Meclis'te görüşülmeden önce günlerdir tartışılan ve kapsamında zeytinliklerle ilgili düzenlemeyi de barındıran kanun teklifiyle ilgili çok konuşulacak bir iddia ortaya atıldı.
İddiada iktidarın, Türkiye'yi enerji sömürgesi yapmak istediği görüşü benimsendi. Konunun haberleşmesi üzerine Cumhurbaşkanlığı İletişim Başkanlığı'na bağlı Dezenformasyonla Mücadele Merkezi'nden açıklama yapıldı.
Açıklamada "TBMM'ye sunulan bir Kanun Teklifi hakkında bir gazetede 'Sömürge madencilerinin taşeronu AK Parti’li vekillere: Bu topraklar emperyalistlere peşkeş çekilemez' başlığıyla yer alan yayın dezenformasyon içermektedir." denildi.
Merkezin açıklamasının devamında şu ifadelere yer verildi:
'Ormanlar, zeytinlikler, meralar ve sit alanları madenciliğe açılıyor' iddiası yalandır. Teklifte sit alanları, korunan bölgeler veya kıyılar gibi alanların madenciliğe açılmasına yönelik hiçbir düzenleme bulunmamaktadır.
Zeytinlikler için sınırlı düzenleme ise sadece kamu yararı kapsamında ve belirli şartlarla (ağaç taşıma/eşdeğer dikim) mümkündür. Meralar ise yalnızca kamu yatırımı niteliğindeki enerji projeleri için geçici ve Valilik onaylı tahsis edilebilecek ve mera vasfı kaldırılmayacaktır.
'Anadolu'nun zenginlikleri uluslararası şirketlere peşkeş çekiliyor, Türkiye, emperyalistlerin taşeronu haline getiriliyor' iddiası ise dezenformasyondur. Teklif, uluslararası şirketlere ayrıcalık tanımamakta, aksine stratejik ve kritik madenlerde kamu denetimini artırmayı ve yerli sanayiyi güçlendirmeyi hedeflemektedir.
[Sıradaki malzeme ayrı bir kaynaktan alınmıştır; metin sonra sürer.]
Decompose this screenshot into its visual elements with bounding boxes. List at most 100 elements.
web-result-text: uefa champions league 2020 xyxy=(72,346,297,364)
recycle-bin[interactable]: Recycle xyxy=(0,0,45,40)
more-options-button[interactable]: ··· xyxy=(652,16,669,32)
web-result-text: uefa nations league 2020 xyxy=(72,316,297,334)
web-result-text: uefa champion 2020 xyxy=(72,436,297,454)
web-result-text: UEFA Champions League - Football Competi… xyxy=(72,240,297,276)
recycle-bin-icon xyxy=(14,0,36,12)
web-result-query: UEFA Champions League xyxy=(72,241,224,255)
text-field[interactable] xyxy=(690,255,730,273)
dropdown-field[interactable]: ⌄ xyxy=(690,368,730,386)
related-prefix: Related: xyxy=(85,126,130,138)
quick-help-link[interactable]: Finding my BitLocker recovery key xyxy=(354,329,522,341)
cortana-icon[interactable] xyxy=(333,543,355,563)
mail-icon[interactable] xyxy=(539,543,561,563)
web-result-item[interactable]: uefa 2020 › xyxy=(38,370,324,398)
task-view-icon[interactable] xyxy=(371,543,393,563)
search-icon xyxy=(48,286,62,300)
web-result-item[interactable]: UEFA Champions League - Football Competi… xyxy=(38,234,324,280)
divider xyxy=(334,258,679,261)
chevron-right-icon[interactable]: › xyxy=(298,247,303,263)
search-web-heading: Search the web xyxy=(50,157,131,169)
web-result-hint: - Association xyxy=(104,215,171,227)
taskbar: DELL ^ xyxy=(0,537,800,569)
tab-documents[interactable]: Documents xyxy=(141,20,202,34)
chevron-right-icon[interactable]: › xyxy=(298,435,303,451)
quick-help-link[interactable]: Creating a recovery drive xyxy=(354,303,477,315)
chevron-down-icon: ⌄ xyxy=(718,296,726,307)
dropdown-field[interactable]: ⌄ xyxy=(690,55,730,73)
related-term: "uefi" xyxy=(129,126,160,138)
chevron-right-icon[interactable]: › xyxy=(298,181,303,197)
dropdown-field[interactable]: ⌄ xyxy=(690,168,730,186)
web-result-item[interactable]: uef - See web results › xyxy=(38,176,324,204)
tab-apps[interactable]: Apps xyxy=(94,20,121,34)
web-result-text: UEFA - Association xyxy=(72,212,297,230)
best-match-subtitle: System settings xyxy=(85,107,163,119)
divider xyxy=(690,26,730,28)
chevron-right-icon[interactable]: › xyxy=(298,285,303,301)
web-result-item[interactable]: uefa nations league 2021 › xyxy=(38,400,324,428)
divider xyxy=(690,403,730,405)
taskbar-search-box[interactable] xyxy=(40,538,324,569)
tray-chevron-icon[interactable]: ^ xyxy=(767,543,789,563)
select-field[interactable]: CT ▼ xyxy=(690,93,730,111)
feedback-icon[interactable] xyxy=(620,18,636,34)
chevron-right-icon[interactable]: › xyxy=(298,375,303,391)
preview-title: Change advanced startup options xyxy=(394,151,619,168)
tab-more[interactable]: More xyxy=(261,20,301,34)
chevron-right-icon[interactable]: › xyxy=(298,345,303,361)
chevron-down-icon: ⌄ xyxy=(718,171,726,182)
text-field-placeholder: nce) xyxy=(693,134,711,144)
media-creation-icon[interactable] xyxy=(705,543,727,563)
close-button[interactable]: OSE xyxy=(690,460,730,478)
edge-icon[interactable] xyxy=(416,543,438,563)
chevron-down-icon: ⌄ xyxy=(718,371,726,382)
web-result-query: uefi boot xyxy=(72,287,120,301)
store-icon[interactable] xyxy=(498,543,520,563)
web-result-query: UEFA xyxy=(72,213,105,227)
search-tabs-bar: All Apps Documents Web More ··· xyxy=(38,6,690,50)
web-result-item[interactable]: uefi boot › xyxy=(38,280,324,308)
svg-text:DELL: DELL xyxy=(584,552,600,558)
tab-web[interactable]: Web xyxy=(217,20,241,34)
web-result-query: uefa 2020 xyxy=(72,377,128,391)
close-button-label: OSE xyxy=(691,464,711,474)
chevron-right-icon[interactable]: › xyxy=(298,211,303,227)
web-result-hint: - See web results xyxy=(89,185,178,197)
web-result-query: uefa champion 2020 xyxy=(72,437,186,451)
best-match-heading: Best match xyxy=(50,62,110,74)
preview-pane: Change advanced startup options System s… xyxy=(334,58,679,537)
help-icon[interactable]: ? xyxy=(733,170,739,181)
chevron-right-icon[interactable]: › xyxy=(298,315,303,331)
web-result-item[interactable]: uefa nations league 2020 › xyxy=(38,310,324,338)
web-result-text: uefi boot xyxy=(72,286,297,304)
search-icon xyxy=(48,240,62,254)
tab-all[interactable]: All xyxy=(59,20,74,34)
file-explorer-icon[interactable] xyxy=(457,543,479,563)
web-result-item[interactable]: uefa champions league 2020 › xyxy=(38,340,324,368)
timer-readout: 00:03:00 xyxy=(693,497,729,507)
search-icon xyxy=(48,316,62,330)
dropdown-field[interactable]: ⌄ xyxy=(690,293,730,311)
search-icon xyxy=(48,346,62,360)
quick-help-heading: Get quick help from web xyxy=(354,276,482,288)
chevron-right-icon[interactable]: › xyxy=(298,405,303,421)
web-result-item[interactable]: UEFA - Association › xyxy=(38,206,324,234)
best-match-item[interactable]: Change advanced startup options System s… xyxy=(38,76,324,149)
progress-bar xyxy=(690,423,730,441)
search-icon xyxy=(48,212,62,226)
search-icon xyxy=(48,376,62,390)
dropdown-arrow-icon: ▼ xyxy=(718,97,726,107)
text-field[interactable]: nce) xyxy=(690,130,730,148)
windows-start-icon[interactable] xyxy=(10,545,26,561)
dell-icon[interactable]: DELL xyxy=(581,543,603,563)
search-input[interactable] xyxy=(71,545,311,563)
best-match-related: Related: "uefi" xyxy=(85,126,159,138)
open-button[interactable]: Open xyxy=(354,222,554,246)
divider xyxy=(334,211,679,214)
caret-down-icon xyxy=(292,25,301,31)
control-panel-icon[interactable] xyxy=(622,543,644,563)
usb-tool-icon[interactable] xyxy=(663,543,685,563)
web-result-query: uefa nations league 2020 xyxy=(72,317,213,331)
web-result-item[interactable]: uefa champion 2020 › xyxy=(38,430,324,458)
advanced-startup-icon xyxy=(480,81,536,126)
'Kritik ve stratejik madenlerin' belirlenmesi ve yönetimi, ulusal güvenlik, yerli teknoloji ve tedarik zinciri bağımsızlığı amaçlıdır. Bu düzenlemeler, Türkiye'nin dışa bağımlılığını azaltarak kendi çıkarlarını ön plana çıkarmasını sağlayacak stratejik bir adımdır. Burada uluslararası şirketlere özel ayrıcalık tanıyan bir hüküm yoktur. Vatandaşlarımızın, kamuoyunu yanıltıcı nitelikte yayınlara karşı dikkatli olmaları, doğru bilgi için resmi kaynaklara başvurmaları önem taşımaktadır."